Based on research by Aron, Arthur., & Fraley, Barbara. (1999) written by Bethany Wellman, M.S.

What is one indication that a romantic relationship is close, thriving and likely to last?

Theorists have suggested that those in close relationships have “self-other overlap” where partners share interests, mannerisms, traits, values and goals.

Cognitive Psychology researchers had 150 New York University students complete surveys measuring closeness and relationship experience, as well as rate themselves on traits; then they rated the overlap of traits with their partner’s. The longer the Reaction time to select each trait the less close the self-trait was to the partner’s. Three months later, to test whether these overlaps related to a lasting relationship, students again rated their closeness to their partner.

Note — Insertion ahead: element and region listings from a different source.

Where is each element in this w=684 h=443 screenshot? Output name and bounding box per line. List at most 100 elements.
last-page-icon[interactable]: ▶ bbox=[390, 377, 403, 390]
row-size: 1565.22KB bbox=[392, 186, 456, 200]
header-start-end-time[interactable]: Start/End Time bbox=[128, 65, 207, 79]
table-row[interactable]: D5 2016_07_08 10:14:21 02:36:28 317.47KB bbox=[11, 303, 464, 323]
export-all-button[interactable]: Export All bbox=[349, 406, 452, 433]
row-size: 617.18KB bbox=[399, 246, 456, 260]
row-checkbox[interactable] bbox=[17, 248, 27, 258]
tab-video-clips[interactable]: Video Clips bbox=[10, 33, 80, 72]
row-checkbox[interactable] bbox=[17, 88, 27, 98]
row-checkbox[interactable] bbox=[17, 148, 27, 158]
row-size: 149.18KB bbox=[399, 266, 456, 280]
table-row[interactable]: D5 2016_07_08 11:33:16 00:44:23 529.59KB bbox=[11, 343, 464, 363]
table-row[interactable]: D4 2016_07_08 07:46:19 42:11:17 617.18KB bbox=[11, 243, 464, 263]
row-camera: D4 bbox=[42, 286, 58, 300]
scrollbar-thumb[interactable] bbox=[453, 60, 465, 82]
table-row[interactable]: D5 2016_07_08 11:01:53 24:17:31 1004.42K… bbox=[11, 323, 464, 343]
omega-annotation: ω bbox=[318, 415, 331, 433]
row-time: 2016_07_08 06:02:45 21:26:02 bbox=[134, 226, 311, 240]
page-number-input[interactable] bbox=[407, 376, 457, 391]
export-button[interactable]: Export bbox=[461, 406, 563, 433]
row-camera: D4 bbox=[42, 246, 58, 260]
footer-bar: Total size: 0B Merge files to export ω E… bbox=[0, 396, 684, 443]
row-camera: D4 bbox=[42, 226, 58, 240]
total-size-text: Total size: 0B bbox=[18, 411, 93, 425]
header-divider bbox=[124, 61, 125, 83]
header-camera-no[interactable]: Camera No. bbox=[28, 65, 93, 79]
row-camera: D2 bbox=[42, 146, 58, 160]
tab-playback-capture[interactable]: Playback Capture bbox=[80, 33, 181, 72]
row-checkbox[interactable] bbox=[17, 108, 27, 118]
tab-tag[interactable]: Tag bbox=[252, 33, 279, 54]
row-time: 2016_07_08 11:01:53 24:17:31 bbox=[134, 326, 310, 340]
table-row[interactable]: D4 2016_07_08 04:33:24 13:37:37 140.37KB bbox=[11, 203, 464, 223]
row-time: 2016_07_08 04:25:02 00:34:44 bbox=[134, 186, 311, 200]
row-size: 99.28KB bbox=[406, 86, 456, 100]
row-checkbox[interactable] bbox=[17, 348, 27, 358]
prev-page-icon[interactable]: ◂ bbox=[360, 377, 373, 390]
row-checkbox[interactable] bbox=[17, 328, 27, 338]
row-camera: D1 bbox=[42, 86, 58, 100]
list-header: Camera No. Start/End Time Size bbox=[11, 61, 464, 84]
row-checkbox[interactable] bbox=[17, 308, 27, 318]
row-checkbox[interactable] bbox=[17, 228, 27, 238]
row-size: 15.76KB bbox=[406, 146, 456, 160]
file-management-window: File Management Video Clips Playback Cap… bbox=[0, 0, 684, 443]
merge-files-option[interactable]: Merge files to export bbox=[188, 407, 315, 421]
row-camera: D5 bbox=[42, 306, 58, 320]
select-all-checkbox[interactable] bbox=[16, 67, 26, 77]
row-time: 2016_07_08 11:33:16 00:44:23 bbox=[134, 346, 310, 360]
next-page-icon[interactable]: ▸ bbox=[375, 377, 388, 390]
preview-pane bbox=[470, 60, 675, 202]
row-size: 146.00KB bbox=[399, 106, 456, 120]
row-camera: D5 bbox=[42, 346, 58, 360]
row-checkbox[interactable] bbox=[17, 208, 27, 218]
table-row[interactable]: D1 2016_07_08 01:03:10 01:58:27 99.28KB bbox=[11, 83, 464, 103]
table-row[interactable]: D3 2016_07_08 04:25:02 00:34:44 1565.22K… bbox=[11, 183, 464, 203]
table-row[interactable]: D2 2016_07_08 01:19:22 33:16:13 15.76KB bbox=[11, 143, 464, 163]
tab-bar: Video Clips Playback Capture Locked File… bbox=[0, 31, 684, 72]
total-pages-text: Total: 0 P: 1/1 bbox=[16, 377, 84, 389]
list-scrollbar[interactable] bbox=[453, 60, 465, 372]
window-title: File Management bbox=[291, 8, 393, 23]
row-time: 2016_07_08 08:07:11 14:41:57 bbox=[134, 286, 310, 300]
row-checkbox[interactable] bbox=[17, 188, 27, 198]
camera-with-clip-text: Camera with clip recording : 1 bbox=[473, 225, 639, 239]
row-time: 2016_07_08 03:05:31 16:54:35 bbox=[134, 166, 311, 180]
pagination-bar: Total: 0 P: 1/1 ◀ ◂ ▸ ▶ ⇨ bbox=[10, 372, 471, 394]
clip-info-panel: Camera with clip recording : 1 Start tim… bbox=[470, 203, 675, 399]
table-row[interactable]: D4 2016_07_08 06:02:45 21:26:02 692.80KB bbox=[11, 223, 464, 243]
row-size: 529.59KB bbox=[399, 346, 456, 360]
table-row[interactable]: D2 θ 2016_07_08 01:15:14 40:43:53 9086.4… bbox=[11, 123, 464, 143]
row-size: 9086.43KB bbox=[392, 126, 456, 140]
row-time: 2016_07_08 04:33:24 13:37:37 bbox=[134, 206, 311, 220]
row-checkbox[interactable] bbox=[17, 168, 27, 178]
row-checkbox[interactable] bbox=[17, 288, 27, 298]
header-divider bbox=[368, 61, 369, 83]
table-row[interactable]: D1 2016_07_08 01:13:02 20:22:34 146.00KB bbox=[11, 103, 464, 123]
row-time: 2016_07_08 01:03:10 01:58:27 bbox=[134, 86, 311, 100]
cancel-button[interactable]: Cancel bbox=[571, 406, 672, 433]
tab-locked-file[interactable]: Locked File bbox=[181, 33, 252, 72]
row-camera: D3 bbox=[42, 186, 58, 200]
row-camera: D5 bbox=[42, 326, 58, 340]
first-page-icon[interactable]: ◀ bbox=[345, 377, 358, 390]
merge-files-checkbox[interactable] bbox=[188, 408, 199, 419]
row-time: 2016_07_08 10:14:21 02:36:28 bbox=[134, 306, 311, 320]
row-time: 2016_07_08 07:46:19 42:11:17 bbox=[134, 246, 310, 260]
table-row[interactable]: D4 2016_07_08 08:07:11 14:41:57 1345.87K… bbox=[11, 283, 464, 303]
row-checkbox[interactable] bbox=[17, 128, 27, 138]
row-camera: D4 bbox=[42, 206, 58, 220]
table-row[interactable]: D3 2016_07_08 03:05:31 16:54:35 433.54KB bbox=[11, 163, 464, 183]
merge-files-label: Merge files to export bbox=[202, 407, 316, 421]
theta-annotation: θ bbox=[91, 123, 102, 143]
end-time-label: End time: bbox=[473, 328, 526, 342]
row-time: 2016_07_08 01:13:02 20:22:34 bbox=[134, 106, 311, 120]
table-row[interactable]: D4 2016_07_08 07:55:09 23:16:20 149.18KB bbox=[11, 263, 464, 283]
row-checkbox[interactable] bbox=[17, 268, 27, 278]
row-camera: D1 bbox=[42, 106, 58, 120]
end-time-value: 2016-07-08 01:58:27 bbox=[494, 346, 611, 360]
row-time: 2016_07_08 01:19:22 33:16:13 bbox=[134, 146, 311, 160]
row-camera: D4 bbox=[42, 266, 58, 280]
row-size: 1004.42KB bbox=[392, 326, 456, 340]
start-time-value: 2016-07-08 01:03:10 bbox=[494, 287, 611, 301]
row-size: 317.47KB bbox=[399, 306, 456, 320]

They measured passion, love, intimacy, closeness, commitment, and character traits.

Results confirmed that those who reported continued close relationships, also had continued matching traits. The stronger the initial reports of love, and overlap of traits, the more likely the close relationship was maintained over the three months’ time.

We may suddenly ‘fall in love’ but the relationship is more likely to last when we evaluate our partner’s traits as similar to ours in habits, values, and goals.

Reference:

Aron, A., & Fraley, B. (1999). Relationship Closeless As Including Other in the Self: Cognitive Underpinnings and Measures. Social Cognition17(2), 140-160.